I was wondering whether any of the $n$-sphere being homeomorphic to ${\rm SU}(3)$. The motivation for this naive thinking is that ${\rm SU}(2)$ being homeomorphic to $\mathbb S^3$.
In general is there any general relation between ${\rm SU}(m)$ and $\mathbb S^n$
No, and there's an easier argument than what has been suggested in the comments. $SU(3)$ is $8$-dimensional, so if it were a sphere it could only be $S^8$. However, $S^8$ has Euler characteristic $2$, whereas any compact connected Lie group has Euler characteristic zero by the Poincare-Hopf theorem, because the group multiplication can be used to trivialize the tangent bundle and in particular produce a nonvanishing vector field.

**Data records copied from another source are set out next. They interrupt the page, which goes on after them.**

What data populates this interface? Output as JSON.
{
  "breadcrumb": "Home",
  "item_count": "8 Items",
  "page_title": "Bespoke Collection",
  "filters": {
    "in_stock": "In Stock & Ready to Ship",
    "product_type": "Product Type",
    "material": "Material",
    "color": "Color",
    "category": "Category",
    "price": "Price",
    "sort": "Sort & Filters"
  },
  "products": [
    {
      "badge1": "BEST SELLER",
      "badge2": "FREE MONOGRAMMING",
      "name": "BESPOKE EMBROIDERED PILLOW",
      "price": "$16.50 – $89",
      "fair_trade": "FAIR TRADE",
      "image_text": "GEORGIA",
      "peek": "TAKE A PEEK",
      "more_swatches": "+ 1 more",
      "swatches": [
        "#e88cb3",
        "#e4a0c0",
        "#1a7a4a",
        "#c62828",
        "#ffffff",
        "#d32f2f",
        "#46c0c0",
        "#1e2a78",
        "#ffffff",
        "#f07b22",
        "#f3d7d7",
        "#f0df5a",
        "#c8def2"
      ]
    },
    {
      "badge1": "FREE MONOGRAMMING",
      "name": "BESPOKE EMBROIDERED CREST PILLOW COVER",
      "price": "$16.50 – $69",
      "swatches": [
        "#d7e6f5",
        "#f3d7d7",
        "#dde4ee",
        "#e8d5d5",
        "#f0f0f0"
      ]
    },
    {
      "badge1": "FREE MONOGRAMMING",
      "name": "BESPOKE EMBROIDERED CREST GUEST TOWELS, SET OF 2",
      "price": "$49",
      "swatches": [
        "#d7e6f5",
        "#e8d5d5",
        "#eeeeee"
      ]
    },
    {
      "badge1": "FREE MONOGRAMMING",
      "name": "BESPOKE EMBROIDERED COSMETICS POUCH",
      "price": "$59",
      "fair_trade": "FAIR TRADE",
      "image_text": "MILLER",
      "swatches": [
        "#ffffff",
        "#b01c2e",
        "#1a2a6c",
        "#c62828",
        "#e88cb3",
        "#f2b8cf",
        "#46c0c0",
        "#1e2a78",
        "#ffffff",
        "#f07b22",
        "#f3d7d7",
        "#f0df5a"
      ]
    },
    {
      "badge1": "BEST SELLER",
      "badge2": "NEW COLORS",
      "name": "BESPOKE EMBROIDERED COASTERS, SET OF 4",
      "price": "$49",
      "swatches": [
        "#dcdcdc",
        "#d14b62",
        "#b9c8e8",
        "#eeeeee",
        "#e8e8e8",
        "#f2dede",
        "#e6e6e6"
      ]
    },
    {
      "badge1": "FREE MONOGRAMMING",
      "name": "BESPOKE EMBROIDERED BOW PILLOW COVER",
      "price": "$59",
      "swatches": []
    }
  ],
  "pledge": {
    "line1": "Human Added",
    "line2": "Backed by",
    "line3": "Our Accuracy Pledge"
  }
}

$SU(m), m \ge 4$ is not homotopy equivalent to a sphere either, and there are a few different ways to see this, which are still easier than the argument that has been suggested in the comments. For example, it is possible to compute that every compact, simple, simply connected Lie group $G$ satisfies $H_3(G) \cong \pi_3(G) \cong \mathbb{Z}$, meaning it cannot be a sphere unless it is $3$-dimensional (which is the case iff $G \cong SU(2)$). It is also possible to compute more generally that the Poincare polynomial of $SU(m)$ is $(1 + t^3)(1 + t^5) \dots (1 + t^{2m-1})$, whereas the Poincare polynomial of the $n$-sphere is just $1 + t^n$.